Kulihat diujung ada beberapa keranjang yang warna kerangnya lebih pucat,
“Itu Nur,
yang sana itu dulu cepat-cepat dikupas. Terlalu lama nanti busuk, ayo angkat”
kuajak Nurni memindahkan keranjang-keranjang tadi. Mungkin kerang-kerang ini
diangkat sejak kemarin, banyak yang cangkangnya sudah terbuka seperti orang
kelaparan. Jika dibiarkan terlalu lama, dagingnya akan memucat dan berbau
busuk.
Lewat
satu jam lebih baru lima keranjang selesai, ini cepat karena mudah mengambil
daging kerang yang sudah lemas. Kulihat Nurni masih semangat, meski ia suka
mengeluh tapi sebenarnya tangannya tekun bekerja. Kadang-kadang kusebut dia
seperti Yanmar karena bulat seperti
mesin diesel kapal, dan kuat bekerja biarpun tidak kebut. Nurni kemudian
membalasku dengan menyebutku Dongfeng
mesin diesel buatan cina, untuk sekedar membalas ejekanku. Perlu kuakui, aku
mulai mudah letih. Mengupas satu keranjang kerang saja kadang-kadang aku perlu
berhenti sejenak meluruskan punggung.
Kudengar
ramai suara orang diluar. Nurni melihat padaku, rupanya ia juga mendengar. Kami
beranjak cepat ke depan meninggalkan kupasan kerang ini. Kudengar nama Ijal
disebut-sebut diluar, ada apa ini.
“Mamak”
kudengar suara kecil Ijal berteriak memanggilku.
“Iye, apa
nak?” kujawab panggilan Ijal sembari berjalan di samping rumah.
“Mamak,
lihat ini! Saya mau ke tempat Bapak!” teriak Ijal dihalaman menunjukan sebuah
botol hijau ditangannya. Samar kulihat seutas tali keluar menjulur dari bibir
botol itu. Jantungku berhenti berdetak,
“Ijal!!”
Sekuat tenaga aku berlari menuju Ijal, tiba-tiba seseorang menubrukku. Tubuh
kami berdua jatuh ke atas pasir.
“Ima,
jangan kesana!” parau suara Mamak Nurni disampingku, tanggannya erat meremat
rok panjangku. Kemudian kulihat Jamal berlari dari arah belakang punggung Ijal.

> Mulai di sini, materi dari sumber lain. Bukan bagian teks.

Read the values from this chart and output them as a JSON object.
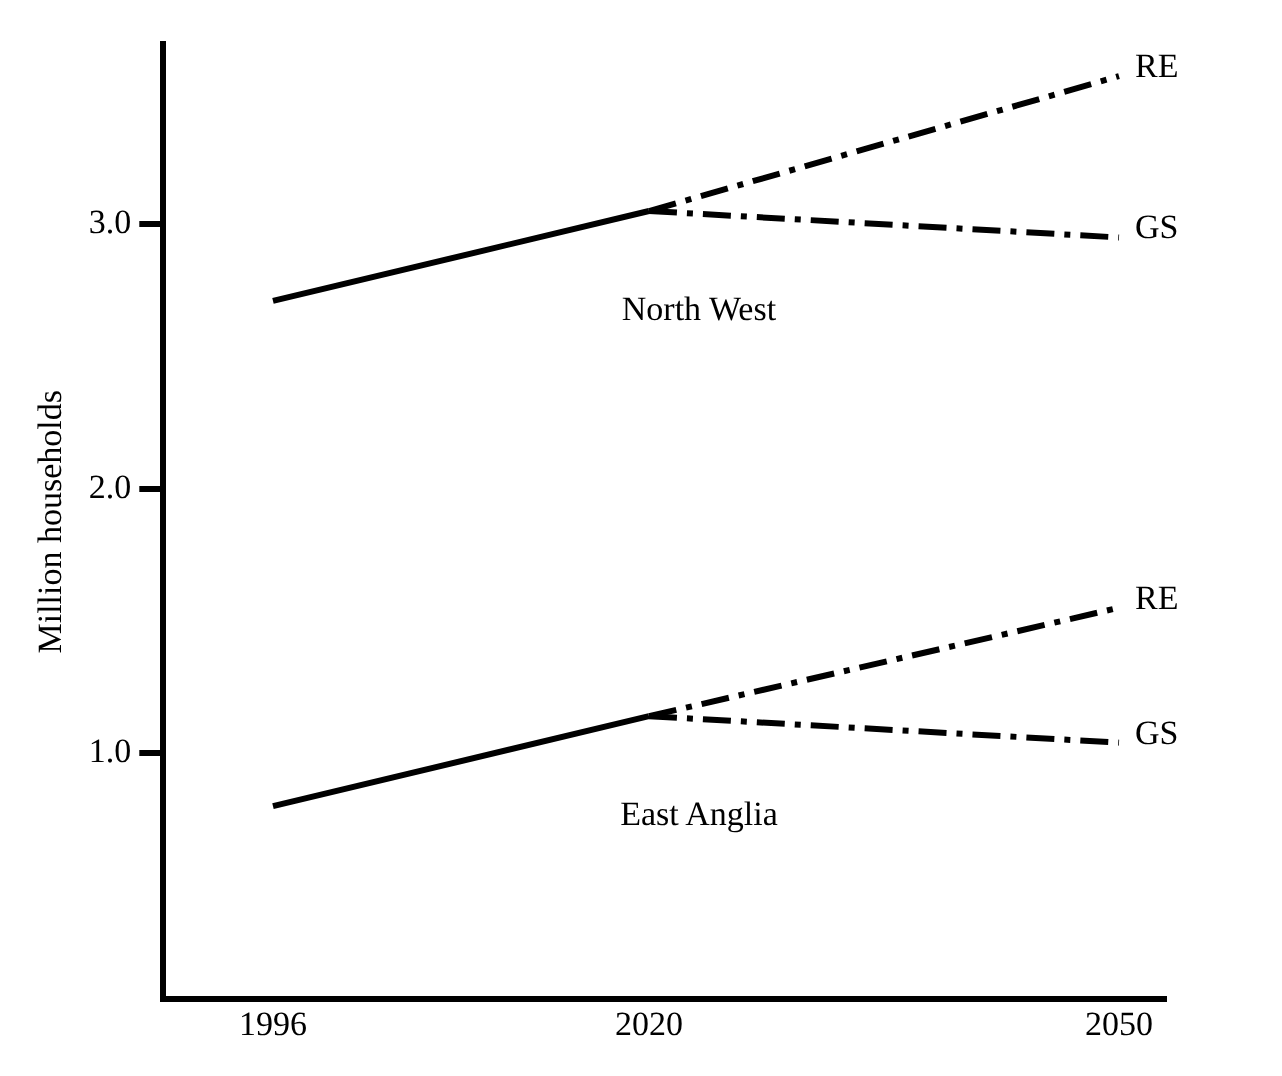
{
  "chart_data": {
    "type": "line",
    "ylabel": "Million households",
    "x": [
      1996,
      2020,
      2050
    ],
    "xlim": [
      1989,
      2053
    ],
    "xticks": [
      1996,
      2020,
      2050
    ],
    "ylim": [
      0.07,
      3.68
    ],
    "yticks": [
      {
        "value": 1,
        "label": "1.0"
      },
      {
        "value": 2,
        "label": "2.0"
      },
      {
        "value": 3,
        "label": "3.0"
      }
    ],
    "grid": false,
    "legend": false,
    "marker": "none",
    "series": [
      {
        "color": "#000000",
        "line_style": "solid",
        "values": [
          2.71,
          3.05,
          null
        ]
      },
      {
        "name": "RE",
        "color": "#000000",
        "line_style": "dashed",
        "values": [
          null,
          3.05,
          3.56
        ]
      },
      {
        "name": "GS",
        "color": "#000000",
        "line_style": "dashed",
        "values": [
          null,
          3.05,
          2.95
        ]
      },
      {
        "color": "#000000",
        "line_style": "solid",
        "values": [
          0.8,
          1.14,
          null
        ]
      },
      {
        "name": "RE",
        "color": "#000000",
        "line_style": "dashed",
        "values": [
          null,
          1.14,
          1.55
        ]
      },
      {
        "name": "GS",
        "color": "#000000",
        "line_style": "dashed",
        "values": [
          null,
          1.14,
          1.04
        ]
      }
    ],
    "annotations": [
      "North West",
      "East Anglia"
    ]
  }
}
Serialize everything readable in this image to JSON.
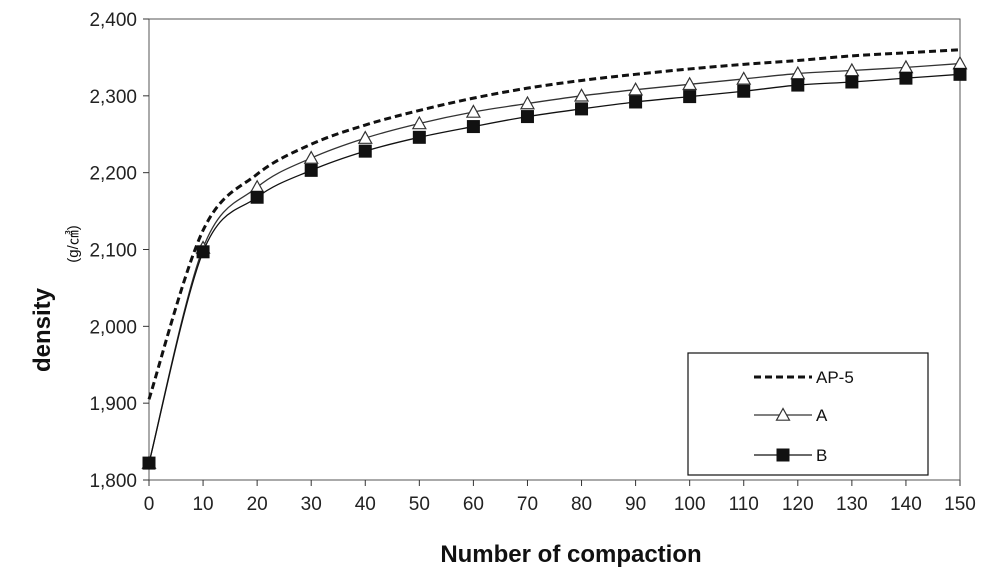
{
  "chart_data": {
    "type": "line",
    "xlabel": "Number of compaction",
    "ylabel": "density",
    "ylabel_unit": "(g/㎤)",
    "x": [
      0,
      10,
      20,
      30,
      40,
      50,
      60,
      70,
      80,
      90,
      100,
      110,
      120,
      130,
      140,
      150
    ],
    "x_ticks": [
      "0",
      "10",
      "20",
      "30",
      "40",
      "50",
      "60",
      "70",
      "80",
      "90",
      "100",
      "110",
      "120",
      "130",
      "140",
      "150"
    ],
    "y_ticks": [
      "1,800",
      "1,900",
      "2,000",
      "2,100",
      "2,200",
      "2,300",
      "2,400"
    ],
    "xlim": [
      0,
      150
    ],
    "ylim": [
      1800,
      2400
    ],
    "grid": false,
    "legend_position": "bottom-right",
    "series": [
      {
        "name": "AP-5",
        "style": "dashed",
        "marker": "none",
        "color": "#111111",
        "values": [
          1905,
          2125,
          2198,
          2237,
          2262,
          2281,
          2297,
          2310,
          2320,
          2328,
          2335,
          2341,
          2346,
          2352,
          2356,
          2360
        ]
      },
      {
        "name": "A",
        "style": "solid",
        "marker": "triangle-open",
        "color": "#333333",
        "values": [
          1822,
          2102,
          2181,
          2219,
          2245,
          2264,
          2279,
          2290,
          2300,
          2308,
          2315,
          2322,
          2329,
          2333,
          2337,
          2342
        ]
      },
      {
        "name": "B",
        "style": "solid",
        "marker": "square-filled",
        "color": "#111111",
        "values": [
          1822,
          2097,
          2168,
          2203,
          2228,
          2246,
          2260,
          2273,
          2283,
          2292,
          2299,
          2306,
          2314,
          2318,
          2323,
          2328
        ]
      }
    ]
  }
}
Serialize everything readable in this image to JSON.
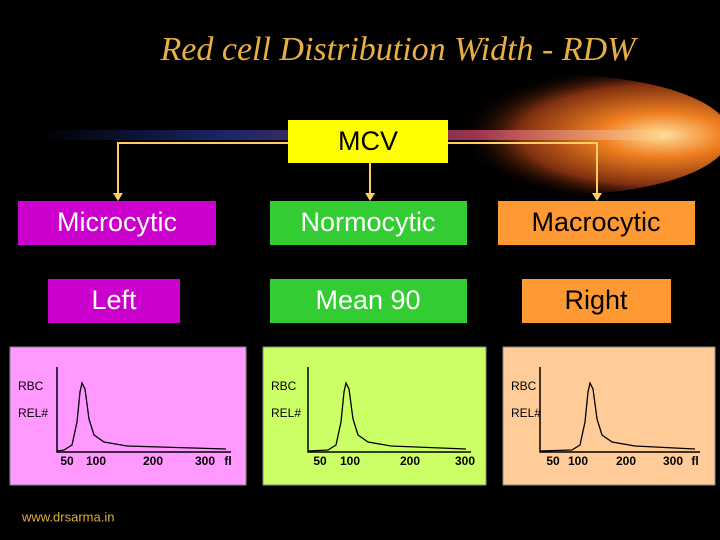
{
  "title": "Red cell Distribution Width - RDW",
  "root": {
    "label": "MCV"
  },
  "nodes": [
    {
      "label": "Microcytic",
      "shift": "Left"
    },
    {
      "label": "Normocytic",
      "shift": "Mean 90"
    },
    {
      "label": "Macrocytic",
      "shift": "Right"
    }
  ],
  "panels": [
    {
      "labels": [
        "RBC",
        "REL#"
      ],
      "ticks": [
        "50",
        "100",
        "200",
        "300",
        "fl"
      ]
    },
    {
      "labels": [
        "RBC",
        "REL#"
      ],
      "ticks": [
        "50",
        "100",
        "200",
        "300"
      ]
    },
    {
      "labels": [
        "RBC",
        "REL#"
      ],
      "ticks": [
        "50",
        "100",
        "200",
        "300",
        "fl"
      ]
    }
  ],
  "footer": "www.drsarma.in"
}
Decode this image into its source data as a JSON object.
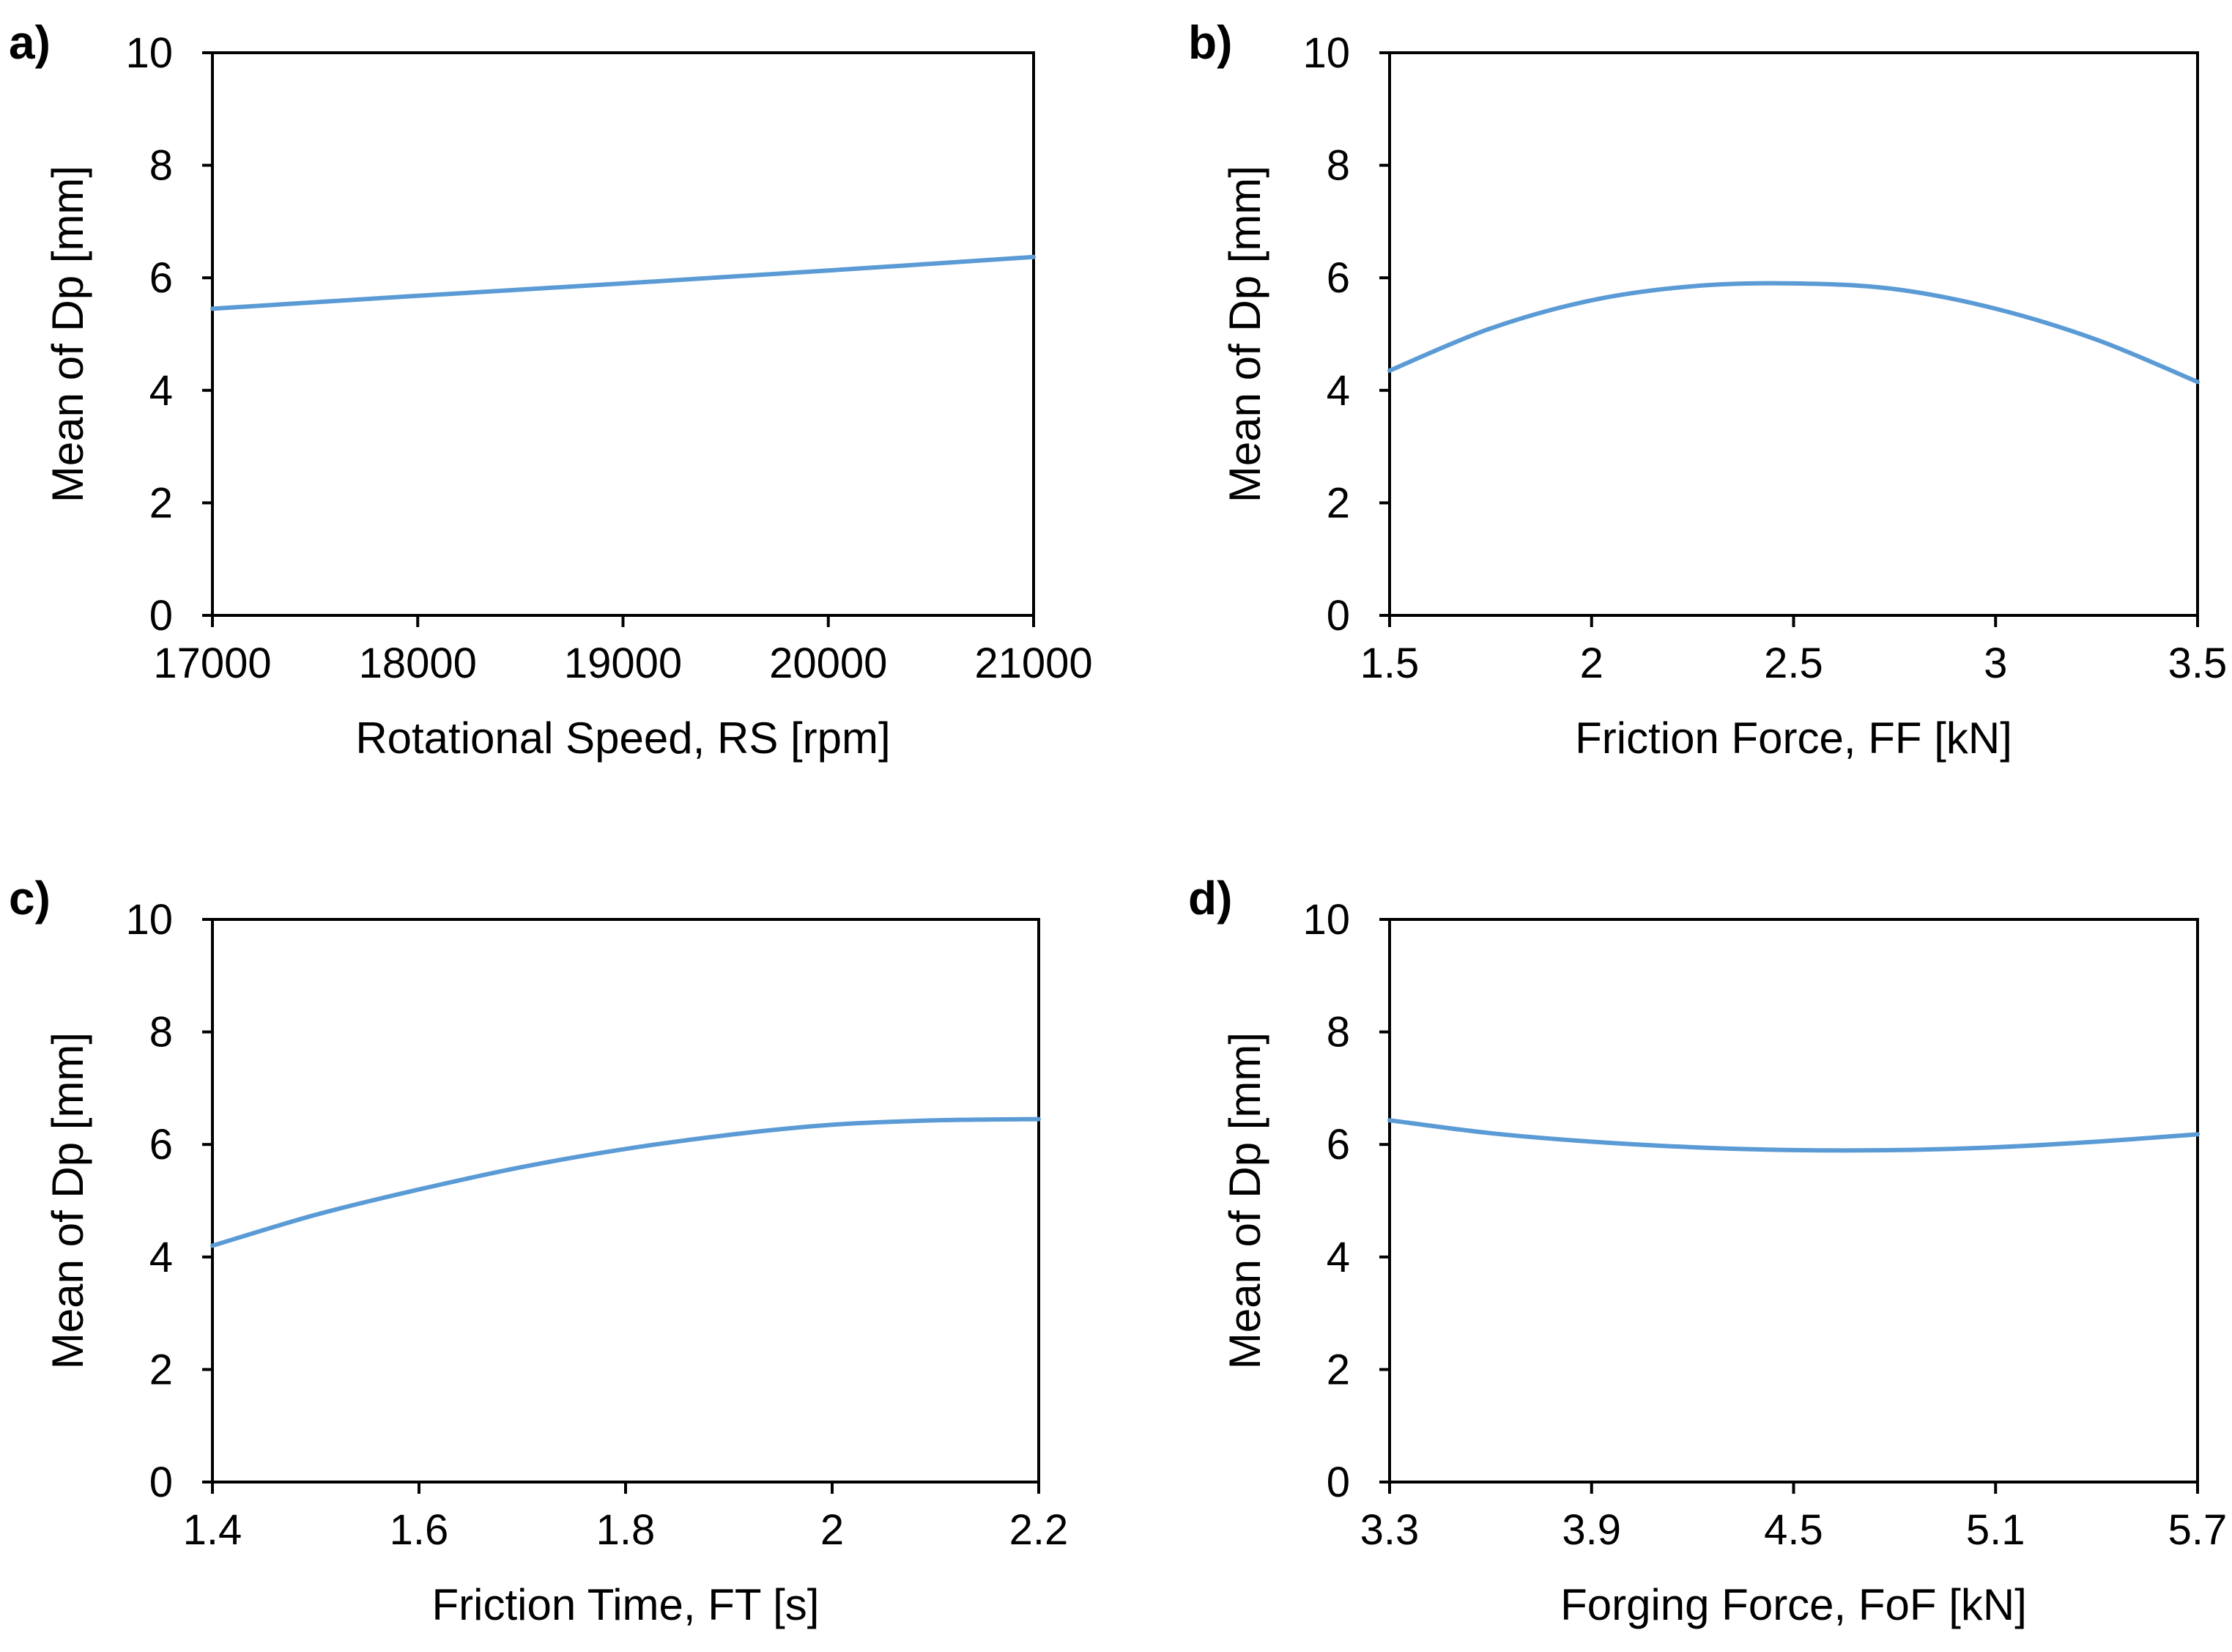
{
  "chart_data": [
    {
      "panel": "a)",
      "type": "line",
      "title": "",
      "xlabel": "Rotational Speed, RS [rpm]",
      "ylabel": "Mean of Dp [mm]",
      "xlim": [
        17000,
        21000
      ],
      "ylim": [
        0,
        10
      ],
      "x_ticks": [
        "17000",
        "18000",
        "19000",
        "20000",
        "21000"
      ],
      "y_ticks": [
        "0",
        "2",
        "4",
        "6",
        "8",
        "10"
      ],
      "series": [
        {
          "name": "Mean of Dp",
          "x": [
            17000,
            18000,
            19000,
            20000,
            21000
          ],
          "y": [
            5.45,
            5.68,
            5.9,
            6.13,
            6.37
          ]
        }
      ]
    },
    {
      "panel": "b)",
      "type": "line",
      "title": "",
      "xlabel": "Friction Force, FF [kN]",
      "ylabel": "Mean of Dp [mm]",
      "xlim": [
        1.5,
        3.5
      ],
      "ylim": [
        0,
        10
      ],
      "x_ticks": [
        "1.5",
        "2",
        "2.5",
        "3",
        "3.5"
      ],
      "y_ticks": [
        "0",
        "2",
        "4",
        "6",
        "8",
        "10"
      ],
      "series": [
        {
          "name": "Mean of Dp",
          "x": [
            1.5,
            1.75,
            2.0,
            2.25,
            2.5,
            2.75,
            3.0,
            3.25,
            3.5
          ],
          "y": [
            4.35,
            5.1,
            5.6,
            5.85,
            5.9,
            5.8,
            5.45,
            4.9,
            4.15
          ]
        }
      ]
    },
    {
      "panel": "c)",
      "type": "line",
      "title": "",
      "xlabel": "Friction Time, FT [s]",
      "ylabel": "Mean of Dp [mm]",
      "xlim": [
        1.4,
        2.2
      ],
      "ylim": [
        0,
        10
      ],
      "x_ticks": [
        "1.4",
        "1.6",
        "1.8",
        "2",
        "2.2"
      ],
      "y_ticks": [
        "0",
        "2",
        "4",
        "6",
        "8",
        "10"
      ],
      "series": [
        {
          "name": "Mean of Dp",
          "x": [
            1.4,
            1.5,
            1.6,
            1.7,
            1.8,
            1.9,
            2.0,
            2.1,
            2.2
          ],
          "y": [
            4.2,
            4.75,
            5.2,
            5.6,
            5.92,
            6.17,
            6.35,
            6.43,
            6.45
          ]
        }
      ]
    },
    {
      "panel": "d)",
      "type": "line",
      "title": "",
      "xlabel": "Forging Force, FoF [kN]",
      "ylabel": "Mean of Dp [mm]",
      "xlim": [
        3.3,
        5.7
      ],
      "ylim": [
        0,
        10
      ],
      "x_ticks": [
        "3.3",
        "3.9",
        "4.5",
        "5.1",
        "5.7"
      ],
      "y_ticks": [
        "0",
        "2",
        "4",
        "6",
        "8",
        "10"
      ],
      "series": [
        {
          "name": "Mean of Dp",
          "x": [
            3.3,
            3.6,
            3.9,
            4.2,
            4.5,
            4.8,
            5.1,
            5.4,
            5.7
          ],
          "y": [
            6.43,
            6.2,
            6.05,
            5.95,
            5.9,
            5.9,
            5.95,
            6.05,
            6.18
          ]
        }
      ]
    }
  ],
  "style": {
    "line_color": "#5B9BD5",
    "axis_color": "#000000"
  }
}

Ia menjulurkan tangannya merebut botol ditangan Ijal. Tangan yang salah,
botolnya terlempar ke atas menuju tempatku dan Mamak Nurni jatuh.
“Jamal!
Ijal!” aku berteriak sekuat-kuatnya. Tubuhku berontak berdiri, rokku sobek. Aku
segera lari pada botol yang mulai menukik. Kulihat Jamal mengangkat Ijal
menjauh, rupanya ia mengerti.
“Ima!”
Mamak Nurni berteriak memanggilku. Aku sudah tak peduli, asal jangan Ijal.
Kujulurkan tanganku menangkap, dapat!
Lekas
kupeluk botol itu dan kujatuhkan perutku ke atas pasir.